Upholding the family tradition

She lived in the shadow of her two older sisters for years, a young lacrosse prodigy dutifully following in their illustrious footsteps.

For four years at Notre Dame Prep in Towson, Md., Coco Stanwick trod a path similar to siblings Sheehan and Wick, even playing attack just like her sisters. They eventually took their talents to Georgetown, helping the Hoyas become one of the top women’s lacrosse programs in the country. Coco, however, had other ideas.

“When I started looking at different colleges there was no way I wanted to go to Georgetown,” Coco Stanwick said. “I really just wanted a chance to do my own thing.”

Then she took an official visit to the campus and those ideas immediately fell by the wayside. Instead, Coco Stanwick chose to continue her family’s legacy at the school where her maternal grandfather, Fred Mesner, played basketball and tennis, coached men’s basketball from 1931 to 1938 and was elected to the Georgetown Athletic Hall of Fame.

The Stanwick sisters have only added to the family legacy. Sheehan, 26, graduated in 2001. She was the National Attacker of the Year that season and led the Hoyas to the NCAA final, a 14-13 double-overtime loss to Maryland. Sheehan was twice named first-team All-America and is Georgetown’s all-time leader in points (330), goals (232) and assists (98). Wick, 24, was a first-team All-America at attack in 2003 as a senior and the Big East Attacker of the Year. She is third all-time in goals (164) and points (218) for the Hoyas and helped them again reach the NCAA championship game in 2002, a 12-7 loss to Princeton.

“I didn’t always love to be constantly compared to my sisters in high school,” Coco Stanwick said. “I still wanted to be my own person. But then I started to realize how flattering that really was to have any kind of comparison made to them. I couldn’t ask for any more support than what they’ve given me.”

Now, it is Coco Stanwick’s time to shine. As a junior she leads Georgetown in goals (52), points (61) and ground balls (40) and has been named Big East Offensive Player of the Week the last three weeks. Coco Stanwick also recently shattered the NCAA record for most draw controls won in a single season (103) and is making her own mark on the Georgetown record books. She is seventh in career goals (128), fifth in assists (57) and sixth in points (185).
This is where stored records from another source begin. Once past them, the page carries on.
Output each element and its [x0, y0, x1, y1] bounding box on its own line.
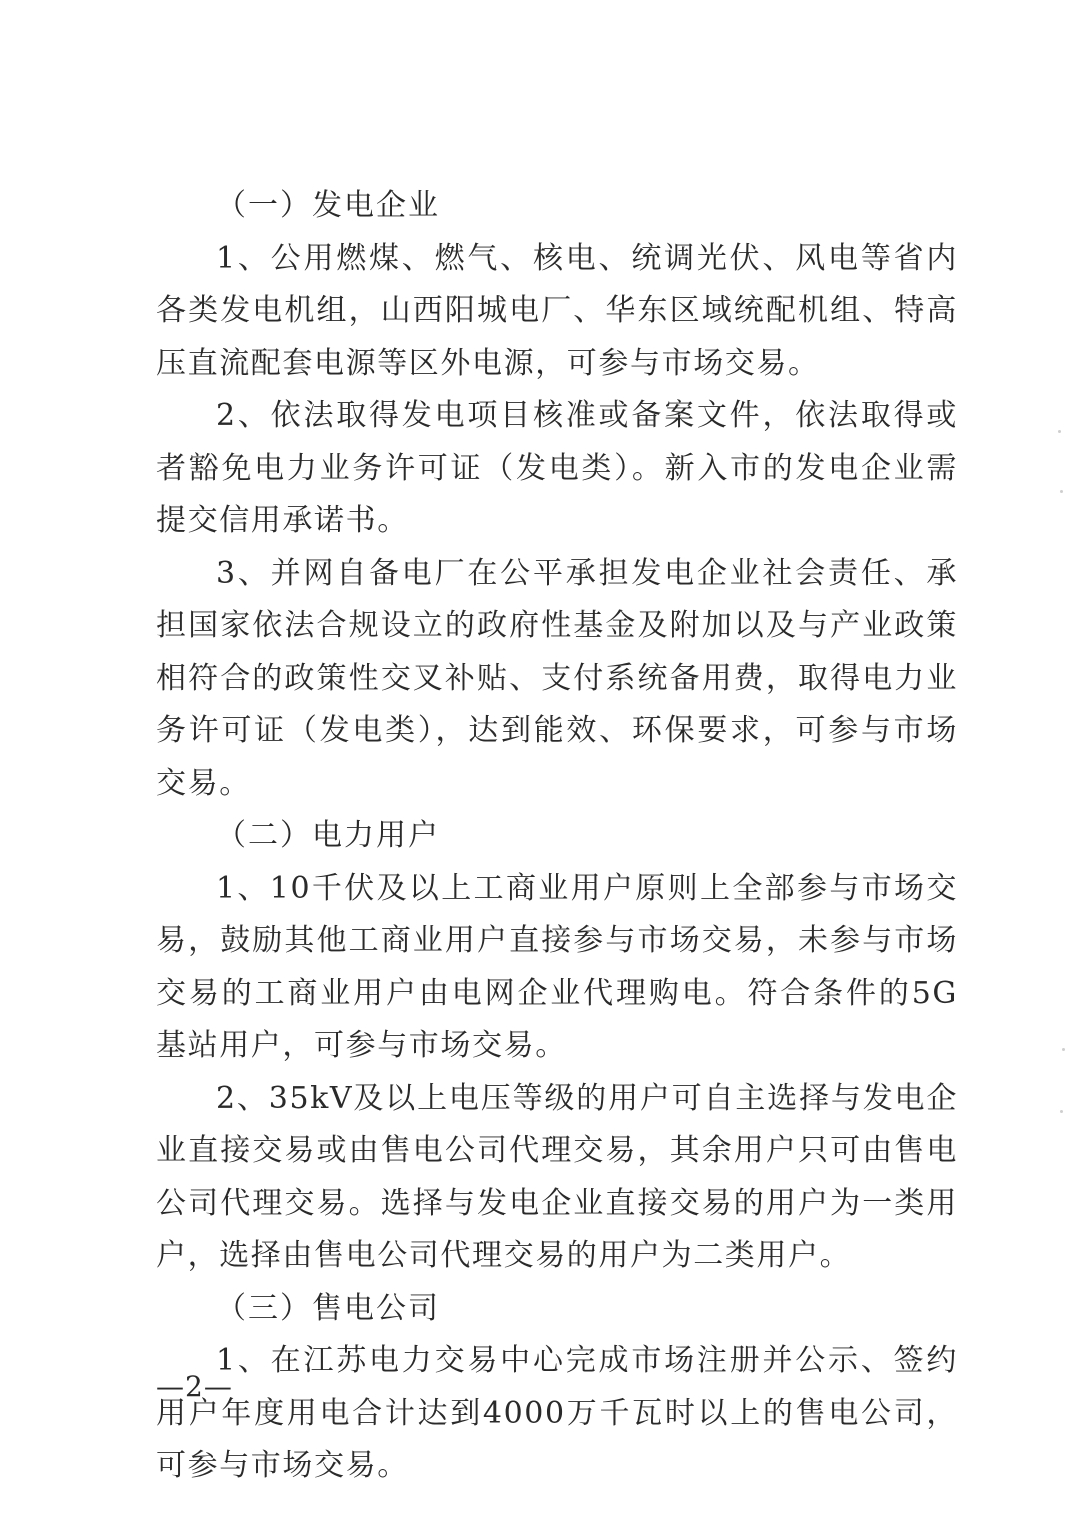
paragraph: 1、10千伏及以上工商业用户原则上全部参与市场交易，鼓励其他工商业用户直接参与市场交易，未参与市场交易的工商业用户由电网企业代理购电。符合条件的5G基站用户，可参与市场交易。 — [156, 870, 958, 1063]
section-retail-companies — [156, 1283, 958, 1493]
scan-speck — [1060, 490, 1063, 493]
section-heading: （二）电力用户 — [216, 818, 440, 853]
paragraph: 1、公用燃煤、燃气、核电、统调光伏、风电等省内各类发电机组，山西阳城电厂、华东区域统配机组、特高压直流配套电源等区外电源，可参与市场交易。 — [156, 240, 958, 381]
scan-speck — [1058, 430, 1061, 433]
paragraph: 1、在江苏电力交易中心完成市场注册并公示、签约用户年度用电合计达到4000万千瓦时以上的售电公司，可参与市场交易。 — [156, 1343, 958, 1483]
section-power-users — [156, 810, 958, 1283]
section-heading: （一）发电企业 — [216, 188, 440, 223]
paragraph: 2、35kV及以上电压等级的用户可自主选择与发电企业直接交易或由售电公司代理交易，其余用户只可由售电公司代理交易。选择与发电企业直接交易的用户为一类用户，选择由售电公司代理交易的用户为二类用户。 — [156, 1080, 958, 1273]
page-number: —2— — [156, 1370, 233, 1403]
document-body — [156, 180, 958, 1493]
scan-speck — [1060, 1110, 1063, 1113]
paragraph: 3、并网自备电厂在公平承担发电企业社会责任、承担国家依法合规设立的政府性基金及附加以及与产业政策相符合的政策性交叉补贴、支付系统备用费，取得电力业务许可证（发电类），达到能效、环保要求，可参与市场交易。 — [156, 555, 958, 801]
scan-speck — [1062, 1048, 1065, 1051]
section-power-generation — [156, 180, 958, 810]
section-heading: （三）售电公司 — [216, 1290, 440, 1326]
paragraph: 2、依法取得发电项目核准或备案文件，依法取得或者豁免电力业务许可证（发电类）。新入市的发电企业需提交信用承诺书。 — [156, 398, 958, 538]
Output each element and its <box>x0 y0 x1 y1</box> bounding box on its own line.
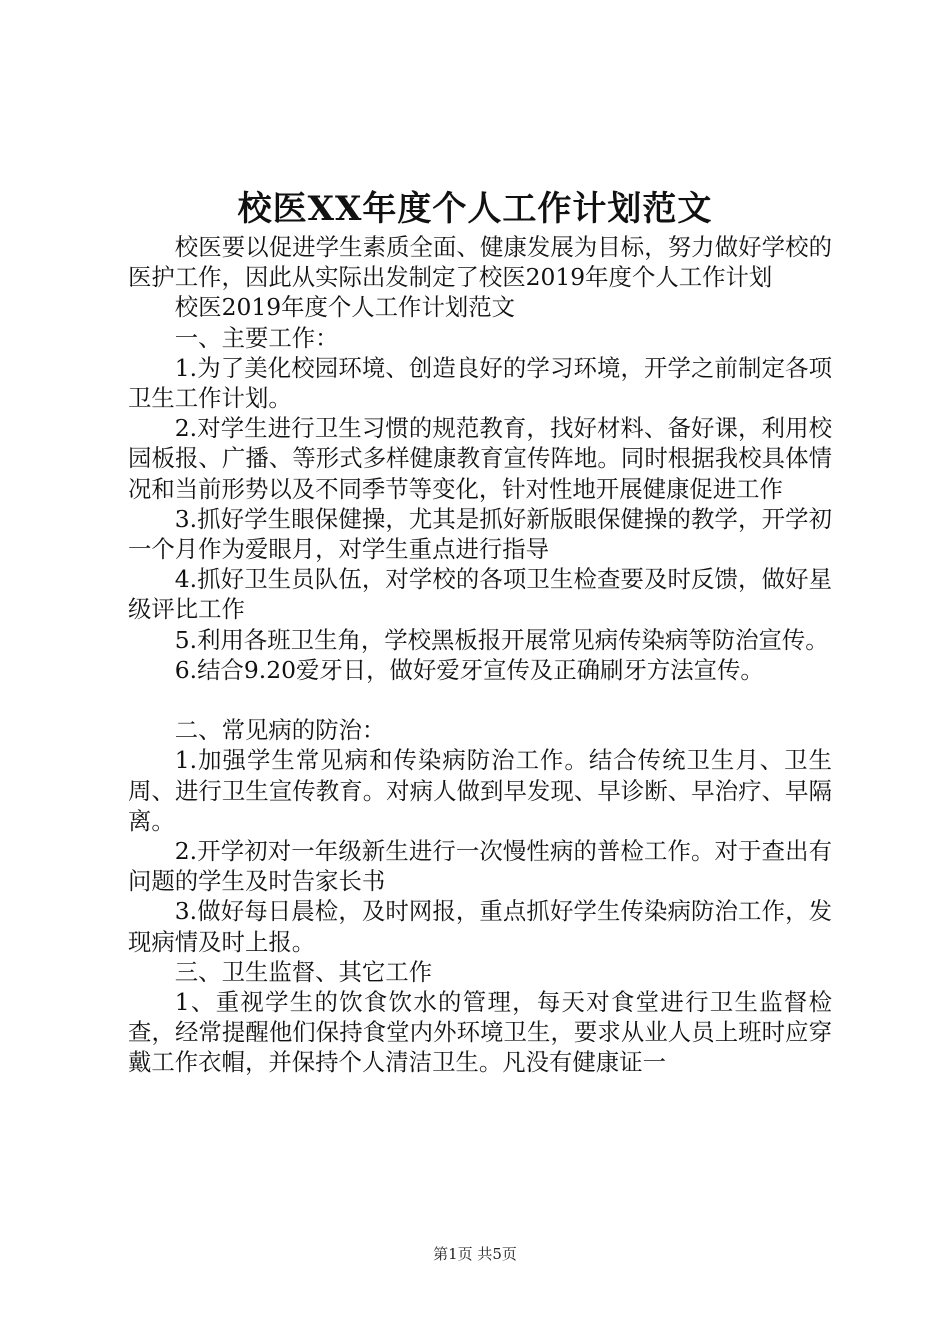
paragraph-item: 2.开学初对一年级新生进行一次慢性病的普检工作。对于查出有问题的学生及时告家长书 <box>128 837 832 896</box>
paragraph-item: 1.为了美化校园环境、创造良好的学习环境，开学之前制定各项卫生工作计划。 <box>128 353 832 413</box>
paragraph-item: 6.结合9.20爱牙日，做好爱牙宣传及正确刷牙方法宣传。 <box>174 655 764 684</box>
section-heading-disease-prevention: 二、常见病的防治： <box>174 716 386 745</box>
paragraph-intro: 校医要以促进学生素质全面、健康发展为目标，努力做好学校的医护工作，因此从实际出发制定了校医2019年度个人工作计划 <box>128 233 832 292</box>
paragraph-item: 3.做好每日晨检，及时网报，重点抓好学生传染病防治工作，发现病情及时上报。 <box>128 897 832 956</box>
paragraph-item: 2.对学生进行卫生习惯的规范教育，找好材料、备好课，利用校园板报、广播、等形式多样健康教育宣传阵地。同时根据我校具体情况和当前形势以及不同季节等变化，针对性地开展健康促进工作 <box>128 414 832 503</box>
section-heading-hygiene-supervision: 三、卫生监督、其它工作 <box>174 957 433 986</box>
document-title: 校医XX年度个人工作计划范文 <box>237 189 713 229</box>
paragraph-item: 4.抓好卫生员队伍，对学校的各项卫生检查要及时反馈，做好星级评比工作 <box>128 565 832 624</box>
paragraph-item: 5.利用各班卫生角，学校黑板报开展常见病传染病等防治宣传。 <box>174 625 829 654</box>
blank-line <box>128 685 832 715</box>
paragraph-item: 1、重视学生的饮食饮水的管理，每天对食堂进行卫生监督检查，经常提醒他们保持食堂内外环境卫生，要求从业人员上班时应穿戴工作衣帽，并保持个人清洁卫生。凡没有健康证一 <box>128 988 832 1077</box>
paragraph-item: 3.抓好学生眼保健操，尤其是抓好新版眼保健操的教学，开学初一个月作为爱眼月，对学生重点进行指导 <box>128 504 832 564</box>
page-number-footer: 第1页 共5页 <box>433 1245 517 1263</box>
document-body <box>128 232 832 1078</box>
paragraph-item: 1.加强学生常见病和传染病防治工作。结合传统卫生月、卫生周、进行卫生宣传教育。对病人做到早发现、早诊断、早治疗、早隔离。 <box>128 746 832 835</box>
section-heading-main-work: 一、主要工作： <box>174 323 339 352</box>
paragraph-subtitle: 校医2019年度个人工作计划范文 <box>174 293 516 322</box>
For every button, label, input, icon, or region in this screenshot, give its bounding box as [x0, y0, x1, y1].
The Big East champion Hoyas are 12-3 and ranked No. 4 in the country with six wins against Top 20 teams. With just one regular season game left against No. 12 Johns Hopkins, Coco Stanwick’s thoughts are drifting towards the postseason, where Georgetown has made the Final Four three times in five years yet never broken through with an NCAA title. That’s lofty territory for a program that didn’t even qualify for the NCAA Tournament until 1998 when Sheehan Stanwick arrived, 21 years after its founding.

“That was a big part of why Sheehan decided to come to Georgetown in the first place,” Coco Stanwick said. “She wanted to be a part of something and help build a program. My sisters both did that. I hope we get the chance to complete what they started.”